Imbolc is traditionally associated with sheep lactating and with snowdrops. Lammas (which is at the same time as Lugnasadh) is associated with the first of the grain harvests. While lambs don’t reliably appear in the fields this early, we have some obvious markers for these two festivals. Gathering May blossom is traditionally associated with Beltain, and it’s also the time of year when bluebells come out, and when it’s warm enough to be barefoot outside (or to have sex outside, but barefoot is probably more inclusive!).
I spent a long time considering Samhain. The pumpkin harvest may seem obvious, but pumpkins are from the Americas and not part of UK tradition. If you’re growing them, it may well make sense to take them as a key seasonal marker. Twenty years ago is struck me that the leaves are usually down from the trees by Samhain.
Climate change is impacting on the wheel of the year. How we relate festivals to seasons may need serious consideration in light of this. Do we stay with the ancestral dates?
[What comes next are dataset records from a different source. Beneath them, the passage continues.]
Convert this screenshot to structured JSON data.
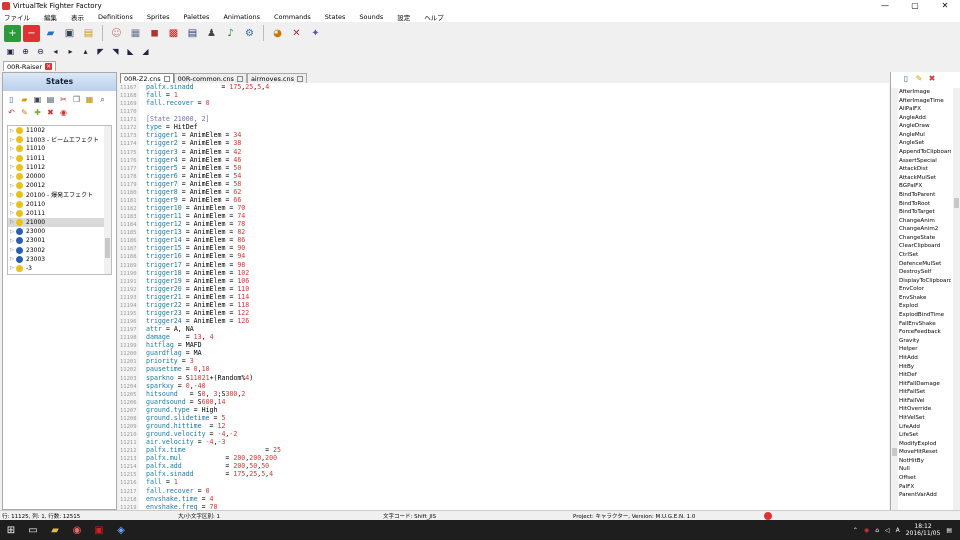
{
  "window": {
    "title": "VirtualTek Fighter Factory",
    "controls": [
      "—",
      "▢",
      "✕"
    ]
  },
  "menu": [
    "ファイル",
    "編集",
    "表示",
    "Definitions",
    "Sprites",
    "Palettes",
    "Animations",
    "Commands",
    "States",
    "Sounds",
    "設定",
    "ヘルプ"
  ],
  "doc_tab": {
    "label": "00R-Raiser"
  },
  "file_tabs": [
    {
      "label": "00R-Z2.cns"
    },
    {
      "label": "00R-common.cns"
    },
    {
      "label": "airmoves.cns"
    }
  ],
  "states_panel": {
    "title": "States",
    "tree": [
      {
        "label": "11002",
        "color": "yellow"
      },
      {
        "label": "11003 - ビームエフェクト",
        "color": "yellow"
      },
      {
        "label": "11010",
        "color": "yellow"
      },
      {
        "label": "11011",
        "color": "yellow"
      },
      {
        "label": "11012",
        "color": "yellow"
      },
      {
        "label": "20000",
        "color": "yellow"
      },
      {
        "label": "20012",
        "color": "yellow"
      },
      {
        "label": "20100 - 爆発エフェクト",
        "color": "yellow"
      },
      {
        "label": "20110",
        "color": "yellow"
      },
      {
        "label": "20111",
        "color": "yellow"
      },
      {
        "label": "21000",
        "color": "yellow",
        "selected": true
      },
      {
        "label": "23000",
        "color": "blue"
      },
      {
        "label": "23001",
        "color": "blue"
      },
      {
        "label": "23002",
        "color": "blue"
      },
      {
        "label": "23003",
        "color": "blue"
      },
      {
        "label": "-3",
        "color": "yellow"
      }
    ]
  },
  "code": {
    "lines": [
      {
        "n": "11167",
        "t": "palfx.sinadd       = 175,25,5,4"
      },
      {
        "n": "11168",
        "t": "fall = 1"
      },
      {
        "n": "11169",
        "t": "fall.recover = 0"
      },
      {
        "n": "11170",
        "t": ""
      },
      {
        "n": "11171",
        "t": "[State 21000, 2]"
      },
      {
        "n": "11172",
        "t": "type = HitDef"
      },
      {
        "n": "11173",
        "t": "trigger1 = AnimElem = 34"
      },
      {
        "n": "11174",
        "t": "trigger2 = AnimElem = 38"
      },
      {
        "n": "11175",
        "t": "trigger3 = AnimElem = 42"
      },
      {
        "n": "11176",
        "t": "trigger4 = AnimElem = 46"
      },
      {
        "n": "11177",
        "t": "trigger5 = AnimElem = 50"
      },
      {
        "n": "11178",
        "t": "trigger6 = AnimElem = 54"
      },
      {
        "n": "11179",
        "t": "trigger7 = AnimElem = 58"
      },
      {
        "n": "11180",
        "t": "trigger8 = AnimElem = 62"
      },
      {
        "n": "11181",
        "t": "trigger9 = AnimElem = 66"
      },
      {
        "n": "11182",
        "t": "trigger10 = AnimElem = 70"
      },
      {
        "n": "11183",
        "t": "trigger11 = AnimElem = 74"
      },
      {
        "n": "11184",
        "t": "trigger12 = AnimElem = 78"
      },
      {
        "n": "11185",
        "t": "trigger13 = AnimElem = 82"
      },
      {
        "n": "11186",
        "t": "trigger14 = AnimElem = 86"
      },
      {
        "n": "11187",
        "t": "trigger15 = AnimElem = 90"
      },
      {
        "n": "11188",
        "t": "trigger16 = AnimElem = 94"
      },
      {
        "n": "11189",
        "t": "trigger17 = AnimElem = 98"
      },
      {
        "n": "11190",
        "t": "trigger18 = AnimElem = 102"
      },
      {
        "n": "11191",
        "t": "trigger19 = AnimElem = 106"
      },
      {
        "n": "11192",
        "t": "trigger20 = AnimElem = 110"
      },
      {
        "n": "11193",
        "t": "trigger21 = AnimElem = 114"
      },
      {
        "n": "11194",
        "t": "trigger22 = AnimElem = 118"
      },
      {
        "n": "11195",
        "t": "trigger23 = AnimElem = 122"
      },
      {
        "n": "11196",
        "t": "trigger24 = AnimElem = 126"
      },
      {
        "n": "11197",
        "t": "attr = A, NA"
      },
      {
        "n": "11198",
        "t": "damage    = 13, 4"
      },
      {
        "n": "11199",
        "t": "hitflag = MAFD"
      },
      {
        "n": "11200",
        "t": "guardflag = MA"
      },
      {
        "n": "11201",
        "t": "priority = 3"
      },
      {
        "n": "11202",
        "t": "pausetime = 0,10"
      },
      {
        "n": "11203",
        "t": "sparkno = S11021+(Random%4)"
      },
      {
        "n": "11204",
        "t": "sparkxy = 0,-40"
      },
      {
        "n": "11205",
        "t": "hitsound   = S0, 3;S300,2"
      },
      {
        "n": "11206",
        "t": "guardsound = S600,14"
      },
      {
        "n": "11207",
        "t": "ground.type = High"
      },
      {
        "n": "11208",
        "t": "ground.slidetime = 5"
      },
      {
        "n": "11209",
        "t": "ground.hittime  = 12"
      },
      {
        "n": "11210",
        "t": "ground.velocity = -4,-2"
      },
      {
        "n": "11211",
        "t": "air.velocity = -4,-3"
      },
      {
        "n": "11212",
        "t": "palfx.time                    = 25"
      },
      {
        "n": "11213",
        "t": "palfx.mul           = 200,200,200"
      },
      {
        "n": "11214",
        "t": "palfx.add           = 200,50,50"
      },
      {
        "n": "11215",
        "t": "palfx.sinadd        = 175,25,5,4"
      },
      {
        "n": "11216",
        "t": "fall = 1"
      },
      {
        "n": "11217",
        "t": "fall.recover = 0"
      },
      {
        "n": "11218",
        "t": "envshake.time = 4"
      },
      {
        "n": "11219",
        "t": "envshake.freq = 70"
      }
    ]
  },
  "sctrl_list": [
    "AfterImage",
    "AfterImageTime",
    "AllPalFX",
    "AngleAdd",
    "AngleDraw",
    "AngleMul",
    "AngleSet",
    "AppendToClipboard",
    "AssertSpecial",
    "AttackDist",
    "AttackMulSet",
    "BGPalFX",
    "BindToParent",
    "BindToRoot",
    "BindToTarget",
    "ChangeAnim",
    "ChangeAnim2",
    "ChangeState",
    "ClearClipboard",
    "CtrlSet",
    "DefenceMulSet",
    "DestroySelf",
    "DisplayToClipboard",
    "EnvColor",
    "EnvShake",
    "Explod",
    "ExplodBindTime",
    "FallEnvShake",
    "ForceFeedback",
    "Gravity",
    "Helper",
    "HitAdd",
    "HitBy",
    "HitDef",
    "HitFallDamage",
    "HitFallSet",
    "HitFallVel",
    "HitOverride",
    "HitVelSet",
    "LifeAdd",
    "LifeSet",
    "ModifyExplod",
    "MoveHitReset",
    "NotHitBy",
    "Null",
    "Offset",
    "PalFX",
    "ParentVarAdd"
  ],
  "status": {
    "pos": "行: 11125, 列: 1, 行数: 12515",
    "case": "大/小文字区別: 1",
    "encoding": "文字コード: Shift_JIS",
    "project": "Project: キャラクター, Version: M.U.G.E.N. 1.0"
  },
  "clock": {
    "time": "18:12",
    "date": "2016/11/05"
  },
  "colors": {
    "keyword": "#1a7aa6",
    "number": "#d33",
    "title_accent": "#d33"
  }
}
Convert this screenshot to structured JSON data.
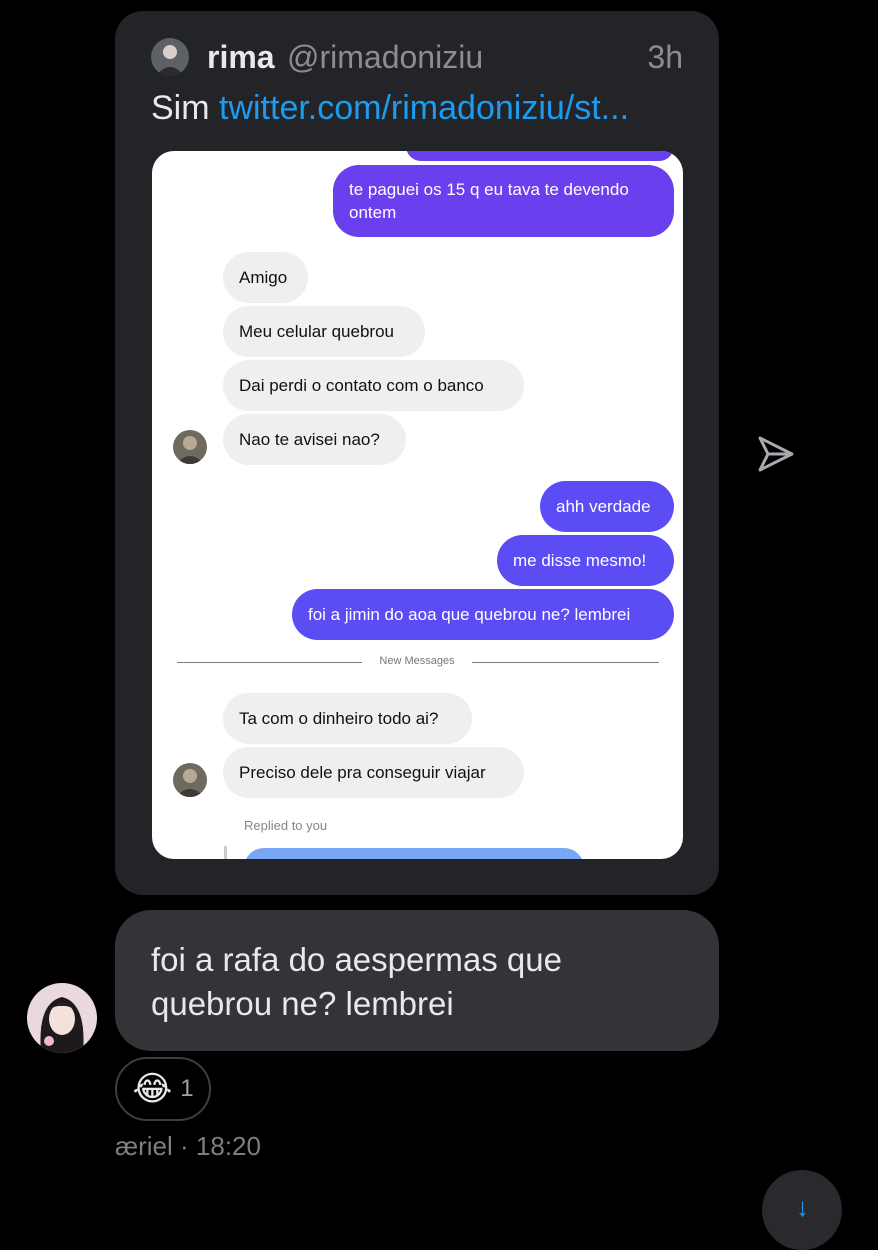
{
  "quoted_tweet": {
    "author_name": "rima",
    "author_handle": "@rimadoniziu",
    "time_ago": "3h",
    "text_prefix": "Sim ",
    "link_text": "twitter.com/rimadoniziu/st...",
    "screenshot": {
      "sent_messages_top": [
        "te paguei os 15 q eu tava te devendo ontem"
      ],
      "received_messages_1": [
        "Amigo",
        "Meu celular quebrou",
        "Dai perdi o contato com o banco",
        "Nao te avisei nao?"
      ],
      "sent_messages_2": [
        "ahh verdade",
        "me disse mesmo!",
        "foi a jimin do aoa que quebrou ne? lembrei"
      ],
      "divider_label": "New Messages",
      "received_messages_2": [
        "Ta com o dinheiro todo ai?",
        "Preciso dele pra conseguir viajar"
      ],
      "replied_label": "Replied to you"
    }
  },
  "message": {
    "text": "foi a rafa do aespermas que quebrou ne? lembrei",
    "reaction_emoji": "😂",
    "reaction_count": "1",
    "sender_meta": "æriel · 18:20"
  },
  "icons": {
    "share": "send-icon",
    "scroll": "scroll-down-icon"
  },
  "colors": {
    "link": "#1d9bf0",
    "sent_bubble": "#5b4cf3",
    "received_bubble": "#efefef",
    "card_bg": "#232428",
    "message_bubble": "#333338"
  }
}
Or do we adapt based on what those dates mean to us? I suspect the answers will be individual. For many people around the world, those ‘Celtic’ dates have never related much to a lived experience of the local seasons anyway.
It is Halloween. Most of the trees in my area still have all their leaves. Many are barely beginning to turn yellow, and there’s a lot of greenery present. There is no sense of the dying year, not yet. It’s still warm enough to be outside without a coat during the day. Grazing animals are still out in the fields. If your focus for Halloween is the idea of bringing animals in and choosing which ones will live, then we aren’t at that point in the year yet, either.